Materials and methods: We compared ten patients who underwent laparoscopic vesicopsoas-hitch with (n=4) or without Boari-flap (n=6) technique for ureteral obstructions with ten patients treated by open ureteroneocystostomy for similar pathologies. Patient demographics, preoperative symptoms, radiologic imaging, and postoperative outcomes were analyzed. Postoperative observation time averaged 17 mo (range: 9-23) in the laparoscopic and 65 mo (range: 18-108) in the open group. Success was defined as relief of obstruction in postoperative imaging studies and relief of pain.

Results: Mean length of stricture (28.5 vs. 25 mm) was comparable in both groups.
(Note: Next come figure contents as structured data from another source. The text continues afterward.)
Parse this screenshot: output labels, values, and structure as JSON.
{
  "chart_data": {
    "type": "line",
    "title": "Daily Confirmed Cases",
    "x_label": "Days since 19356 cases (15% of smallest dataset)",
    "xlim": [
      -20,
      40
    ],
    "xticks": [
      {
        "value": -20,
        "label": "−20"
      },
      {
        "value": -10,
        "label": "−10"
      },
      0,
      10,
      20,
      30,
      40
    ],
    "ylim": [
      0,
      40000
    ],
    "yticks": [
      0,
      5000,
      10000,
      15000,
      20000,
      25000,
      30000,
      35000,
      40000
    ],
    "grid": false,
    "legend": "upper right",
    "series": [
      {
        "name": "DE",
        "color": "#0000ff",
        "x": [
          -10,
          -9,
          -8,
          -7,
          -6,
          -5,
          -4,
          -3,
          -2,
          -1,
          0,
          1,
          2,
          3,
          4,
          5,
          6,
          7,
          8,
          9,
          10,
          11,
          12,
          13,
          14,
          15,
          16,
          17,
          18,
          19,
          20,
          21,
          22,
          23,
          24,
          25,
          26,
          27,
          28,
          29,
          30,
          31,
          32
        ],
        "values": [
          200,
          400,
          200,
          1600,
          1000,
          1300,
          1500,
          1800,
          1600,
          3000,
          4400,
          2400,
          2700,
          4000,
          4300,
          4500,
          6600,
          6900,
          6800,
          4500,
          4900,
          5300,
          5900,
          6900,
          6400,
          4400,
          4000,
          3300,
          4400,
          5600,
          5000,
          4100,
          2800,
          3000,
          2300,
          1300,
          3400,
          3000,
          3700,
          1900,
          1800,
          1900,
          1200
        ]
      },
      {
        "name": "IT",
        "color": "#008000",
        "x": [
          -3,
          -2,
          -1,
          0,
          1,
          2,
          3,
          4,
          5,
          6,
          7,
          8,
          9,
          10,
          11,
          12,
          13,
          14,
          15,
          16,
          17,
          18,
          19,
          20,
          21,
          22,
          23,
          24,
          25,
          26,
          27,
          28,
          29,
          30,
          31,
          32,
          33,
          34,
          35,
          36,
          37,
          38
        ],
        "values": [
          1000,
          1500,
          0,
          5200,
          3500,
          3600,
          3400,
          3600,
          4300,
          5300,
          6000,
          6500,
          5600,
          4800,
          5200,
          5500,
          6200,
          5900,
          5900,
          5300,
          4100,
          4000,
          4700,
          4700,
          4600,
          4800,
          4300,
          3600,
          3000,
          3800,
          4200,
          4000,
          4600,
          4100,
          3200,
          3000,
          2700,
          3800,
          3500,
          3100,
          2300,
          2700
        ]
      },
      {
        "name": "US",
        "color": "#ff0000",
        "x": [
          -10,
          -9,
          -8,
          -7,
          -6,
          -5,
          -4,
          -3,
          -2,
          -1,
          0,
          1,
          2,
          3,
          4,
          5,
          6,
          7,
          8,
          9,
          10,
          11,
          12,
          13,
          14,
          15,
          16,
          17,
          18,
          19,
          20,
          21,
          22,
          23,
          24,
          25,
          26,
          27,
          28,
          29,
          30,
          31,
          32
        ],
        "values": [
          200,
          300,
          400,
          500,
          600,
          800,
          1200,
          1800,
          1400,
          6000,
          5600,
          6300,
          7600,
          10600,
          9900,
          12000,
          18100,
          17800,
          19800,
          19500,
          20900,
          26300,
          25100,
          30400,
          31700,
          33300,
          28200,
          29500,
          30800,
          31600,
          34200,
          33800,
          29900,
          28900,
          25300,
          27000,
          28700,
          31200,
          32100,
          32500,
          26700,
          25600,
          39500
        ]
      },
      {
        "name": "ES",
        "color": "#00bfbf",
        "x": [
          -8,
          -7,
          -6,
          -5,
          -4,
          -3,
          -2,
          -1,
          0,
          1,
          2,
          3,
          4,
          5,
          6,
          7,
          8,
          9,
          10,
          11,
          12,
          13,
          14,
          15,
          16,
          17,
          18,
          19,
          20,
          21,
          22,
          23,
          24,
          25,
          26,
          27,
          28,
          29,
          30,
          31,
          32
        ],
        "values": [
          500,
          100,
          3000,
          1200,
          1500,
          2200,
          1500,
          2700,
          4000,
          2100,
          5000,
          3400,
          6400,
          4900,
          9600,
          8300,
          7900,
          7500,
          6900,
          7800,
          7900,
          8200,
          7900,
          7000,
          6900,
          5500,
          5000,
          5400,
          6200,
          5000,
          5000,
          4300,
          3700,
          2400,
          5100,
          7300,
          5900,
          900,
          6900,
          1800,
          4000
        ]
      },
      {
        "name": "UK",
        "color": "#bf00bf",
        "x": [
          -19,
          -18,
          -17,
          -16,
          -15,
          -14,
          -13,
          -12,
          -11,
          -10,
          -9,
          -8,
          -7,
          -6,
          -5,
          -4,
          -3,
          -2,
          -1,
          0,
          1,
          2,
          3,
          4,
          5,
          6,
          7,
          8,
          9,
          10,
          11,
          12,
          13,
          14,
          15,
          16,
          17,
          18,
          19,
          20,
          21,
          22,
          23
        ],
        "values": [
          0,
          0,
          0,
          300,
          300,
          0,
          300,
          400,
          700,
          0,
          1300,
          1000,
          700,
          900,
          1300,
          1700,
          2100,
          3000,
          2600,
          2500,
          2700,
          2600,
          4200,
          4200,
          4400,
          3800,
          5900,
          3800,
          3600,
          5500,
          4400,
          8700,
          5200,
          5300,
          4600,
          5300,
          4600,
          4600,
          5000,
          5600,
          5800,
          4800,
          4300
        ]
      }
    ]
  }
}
In laparoscopy versus open surgery, mean operative time (228 vs. 187 min) was longer, blood loss (370 vs. 610 ml) and analgesic requirement (4.9 vs. 21.5mg) were significantly lower, and mean time to oral intake (1.5 vs. 2.9 d), hospital stay (9.2 vs. 19.1 d), and convalescence time (2.3 vs. 4.2 wk) were significantly shorter. Success rates yielded 10 of 10 after laparoscopy and 8 of 10 after open surgery. No intra- or postoperative major complications occurred in the laparoscopic series. After open surgery, two patients had major postoperative complications, including urinary extravasation with abdominal haematoma and anastomostic stricture, respectively.

Conclusions: Laparoscopic ureteroneocystostomy is feasible, providing functional outcomes comparable to open surgery while offering the advantages of a minimal invasive technique (e.g., less postoperative analgesics, and shorter hospitalization and convalescence). Nevertheless, it requires a high level of laparoscopic expertise and should be carried out only in specialist centers.